A red-hot housing market drove double-digit gains in loan originations, revenue and net income at First Republic Bank in San Francisco.
The $133 billion-asset First Republic reported net income Tuesday of $293.1 million on $1 billion in revenue. Loan originations totaled $12.2 billion, excluding Paycheck Protection Program lending, which is the best quarterly result in the 35-year-old company’s history, First Republic President Gaye Erkan said.
Undergirding everything was explosive growth in single-family mortgages, which totaled $6.8 billion for the third quarter, representing a 16% increase from the second quarter and a 40% rise from a year earlier.
The average loan-to-value ratio for all real estate loans originated in the third quarter was 56%, and the bank’s overall pipeline “remains very strong, up meaningfully from last quarter," Erkan said.

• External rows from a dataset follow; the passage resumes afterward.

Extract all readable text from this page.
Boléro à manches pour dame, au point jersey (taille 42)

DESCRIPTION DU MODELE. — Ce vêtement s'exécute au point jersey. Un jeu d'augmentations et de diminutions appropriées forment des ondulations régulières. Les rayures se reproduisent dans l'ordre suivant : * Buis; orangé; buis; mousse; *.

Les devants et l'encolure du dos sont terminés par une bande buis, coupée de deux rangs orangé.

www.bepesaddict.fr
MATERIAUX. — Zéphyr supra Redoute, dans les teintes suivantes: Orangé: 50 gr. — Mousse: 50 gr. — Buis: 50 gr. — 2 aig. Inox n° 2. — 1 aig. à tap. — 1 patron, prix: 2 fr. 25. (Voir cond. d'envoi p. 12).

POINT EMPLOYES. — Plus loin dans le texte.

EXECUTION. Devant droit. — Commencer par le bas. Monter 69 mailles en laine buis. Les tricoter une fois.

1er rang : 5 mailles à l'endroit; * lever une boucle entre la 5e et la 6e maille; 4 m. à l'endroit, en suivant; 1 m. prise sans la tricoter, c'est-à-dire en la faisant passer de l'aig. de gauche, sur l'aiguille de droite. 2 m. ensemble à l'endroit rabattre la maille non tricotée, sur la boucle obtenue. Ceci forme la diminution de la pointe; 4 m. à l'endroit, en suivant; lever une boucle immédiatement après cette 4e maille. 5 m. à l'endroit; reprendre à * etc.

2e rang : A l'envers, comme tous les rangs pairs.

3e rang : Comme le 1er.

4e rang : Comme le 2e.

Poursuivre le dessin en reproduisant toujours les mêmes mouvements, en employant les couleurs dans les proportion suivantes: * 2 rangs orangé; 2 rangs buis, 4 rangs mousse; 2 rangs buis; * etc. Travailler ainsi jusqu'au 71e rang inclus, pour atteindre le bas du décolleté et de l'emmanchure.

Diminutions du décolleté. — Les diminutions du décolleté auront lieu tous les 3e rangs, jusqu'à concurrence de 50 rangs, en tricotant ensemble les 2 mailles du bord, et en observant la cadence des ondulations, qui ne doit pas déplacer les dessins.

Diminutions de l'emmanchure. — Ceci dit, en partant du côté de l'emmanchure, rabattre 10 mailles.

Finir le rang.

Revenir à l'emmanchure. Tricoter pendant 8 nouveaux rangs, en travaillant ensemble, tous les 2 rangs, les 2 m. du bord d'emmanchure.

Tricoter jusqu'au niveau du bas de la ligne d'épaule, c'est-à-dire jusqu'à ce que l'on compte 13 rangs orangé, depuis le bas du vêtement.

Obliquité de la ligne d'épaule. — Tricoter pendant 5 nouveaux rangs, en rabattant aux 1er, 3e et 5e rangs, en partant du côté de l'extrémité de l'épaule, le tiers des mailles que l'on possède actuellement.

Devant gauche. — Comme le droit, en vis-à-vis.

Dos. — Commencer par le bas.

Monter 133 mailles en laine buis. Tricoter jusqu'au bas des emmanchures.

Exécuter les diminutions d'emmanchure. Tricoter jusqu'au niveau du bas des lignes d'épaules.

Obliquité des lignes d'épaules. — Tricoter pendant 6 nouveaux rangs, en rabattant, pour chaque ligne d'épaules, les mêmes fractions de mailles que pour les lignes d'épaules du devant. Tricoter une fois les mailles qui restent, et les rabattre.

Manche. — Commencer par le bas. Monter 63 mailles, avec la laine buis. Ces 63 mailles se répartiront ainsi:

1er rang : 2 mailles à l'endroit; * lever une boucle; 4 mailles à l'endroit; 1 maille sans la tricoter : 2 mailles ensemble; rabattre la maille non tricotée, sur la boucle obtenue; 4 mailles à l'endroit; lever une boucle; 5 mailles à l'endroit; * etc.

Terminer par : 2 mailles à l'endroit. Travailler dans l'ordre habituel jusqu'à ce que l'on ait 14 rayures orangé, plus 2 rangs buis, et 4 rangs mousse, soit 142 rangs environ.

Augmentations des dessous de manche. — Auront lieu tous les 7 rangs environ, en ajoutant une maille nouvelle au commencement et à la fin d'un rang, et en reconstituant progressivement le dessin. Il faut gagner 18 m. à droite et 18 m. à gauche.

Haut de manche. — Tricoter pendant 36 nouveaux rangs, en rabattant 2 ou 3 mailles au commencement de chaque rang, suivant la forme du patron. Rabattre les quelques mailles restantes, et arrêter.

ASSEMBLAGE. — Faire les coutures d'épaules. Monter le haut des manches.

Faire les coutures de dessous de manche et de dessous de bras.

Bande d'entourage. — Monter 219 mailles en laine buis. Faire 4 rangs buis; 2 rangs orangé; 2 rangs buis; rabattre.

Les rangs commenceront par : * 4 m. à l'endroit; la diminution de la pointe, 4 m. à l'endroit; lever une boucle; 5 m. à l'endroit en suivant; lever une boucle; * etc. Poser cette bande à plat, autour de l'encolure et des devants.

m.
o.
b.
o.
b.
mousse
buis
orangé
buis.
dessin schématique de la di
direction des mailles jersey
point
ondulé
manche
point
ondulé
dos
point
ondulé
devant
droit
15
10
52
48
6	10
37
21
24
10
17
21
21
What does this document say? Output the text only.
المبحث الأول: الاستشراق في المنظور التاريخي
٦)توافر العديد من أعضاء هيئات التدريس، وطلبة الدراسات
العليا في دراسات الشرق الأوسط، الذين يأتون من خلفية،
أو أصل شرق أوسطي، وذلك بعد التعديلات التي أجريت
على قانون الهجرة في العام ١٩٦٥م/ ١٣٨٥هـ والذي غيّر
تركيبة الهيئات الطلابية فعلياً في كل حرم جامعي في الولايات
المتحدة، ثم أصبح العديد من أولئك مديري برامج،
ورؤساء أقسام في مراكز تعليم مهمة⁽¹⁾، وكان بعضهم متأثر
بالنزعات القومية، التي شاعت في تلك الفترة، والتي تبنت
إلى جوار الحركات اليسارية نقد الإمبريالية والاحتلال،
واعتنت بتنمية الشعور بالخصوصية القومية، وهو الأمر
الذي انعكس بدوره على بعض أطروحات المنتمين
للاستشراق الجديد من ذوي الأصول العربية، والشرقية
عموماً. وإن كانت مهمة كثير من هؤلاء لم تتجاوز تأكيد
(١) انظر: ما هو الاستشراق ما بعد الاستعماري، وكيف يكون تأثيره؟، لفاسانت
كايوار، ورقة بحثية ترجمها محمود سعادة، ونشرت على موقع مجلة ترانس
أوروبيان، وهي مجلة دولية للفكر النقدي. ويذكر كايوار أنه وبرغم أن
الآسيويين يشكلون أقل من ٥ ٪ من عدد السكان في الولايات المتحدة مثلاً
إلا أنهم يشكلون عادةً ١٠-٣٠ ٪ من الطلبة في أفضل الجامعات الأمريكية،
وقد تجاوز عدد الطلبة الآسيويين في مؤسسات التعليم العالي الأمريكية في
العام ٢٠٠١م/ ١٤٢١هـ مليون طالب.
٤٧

First Republic’s third-quarter net income amounted to $1.61 a share, which topped the consensus estimate by 23 cents.
“Overall, an impressively solid quarter,” John Pancari, an analyst at Evercore ISI, wrote in a research note. He pointed to "better than expected balance sheet growth" and "lower than expected net charge-offs," among other factors.
Nonperforming loans and net charge-offs were in line with the bank's June 30 results. Nonperformers totaled $164.2 million, or 0.12% of total assets. Net charge-offs increased by about $600,000, but at $1.7 million for the quarter they remained low when measured against the bank's overall balance sheet.
Commercial and multifamily loans totaled about $21.2 billion, or a fifth of all loans at Sept. 30. While that includes significant concentrations in New York and San Francisco, where markets have been under pressure in recent months, Chairman and CEO James Herbert said he doesn’t foresee any problems.
“Our loan-to-value ratios are all south of 50%, and the size of our deals is quite small,” Herbert said in Tuesday's call to discuss quarterly results. “The credit performance of that portfolio has actually been quite strong. … I don’t think we’ll take many losses.”
First Republic's loan-loss provision fell by 8% from the second quarter, but increased by 71% from a year earlier, to $28.5 million.
The bank reported solid progress managing coronavirus-related loan deferrals. The unpaid principal balance of deferred loans totaled $3.9 billion at Sept. 30, or 3.7% of total loans. Erkan noted First Republic recorded most of its deferrals for six-month periods beginning in April and May, so they are set to expire in October and November.
“We expect the vast majority of our clients to return to normal payments, and early indications are quite positive,” Erkan said.
First Republic also benefited from strong growth in deposits, which increased by 27% from a year earlier, to $104.4 billion. Non-interest-bearing checking deposits rose by 27%, to $41.5 billion. That allowed First Republic to fund its loan growth completely with deposits, while also paying down $4.6 billion in higher-cost CDs and borrowings.
“First Republic continues to demonstrate its unique culture can drive much stronger credit/growth metrics through more challenging economic scenarios,” David Rochester, an analyst at Compass Point Research & Trading, wrote in a client note.
Rochester argued that the biggest downside in First Republic’s quarterly results was it noninterest expenses, which rose by 7% from a year earlier to $608 million because of increased compensation costs.
First Republic has raised its employee base by 10% so far this year, but the increase is crucial to maintaining the high-touch customer service that clients have come to expect, Erkan said.
“The more clients we have, as long as they’re happy, the more business we get,” Erkan said.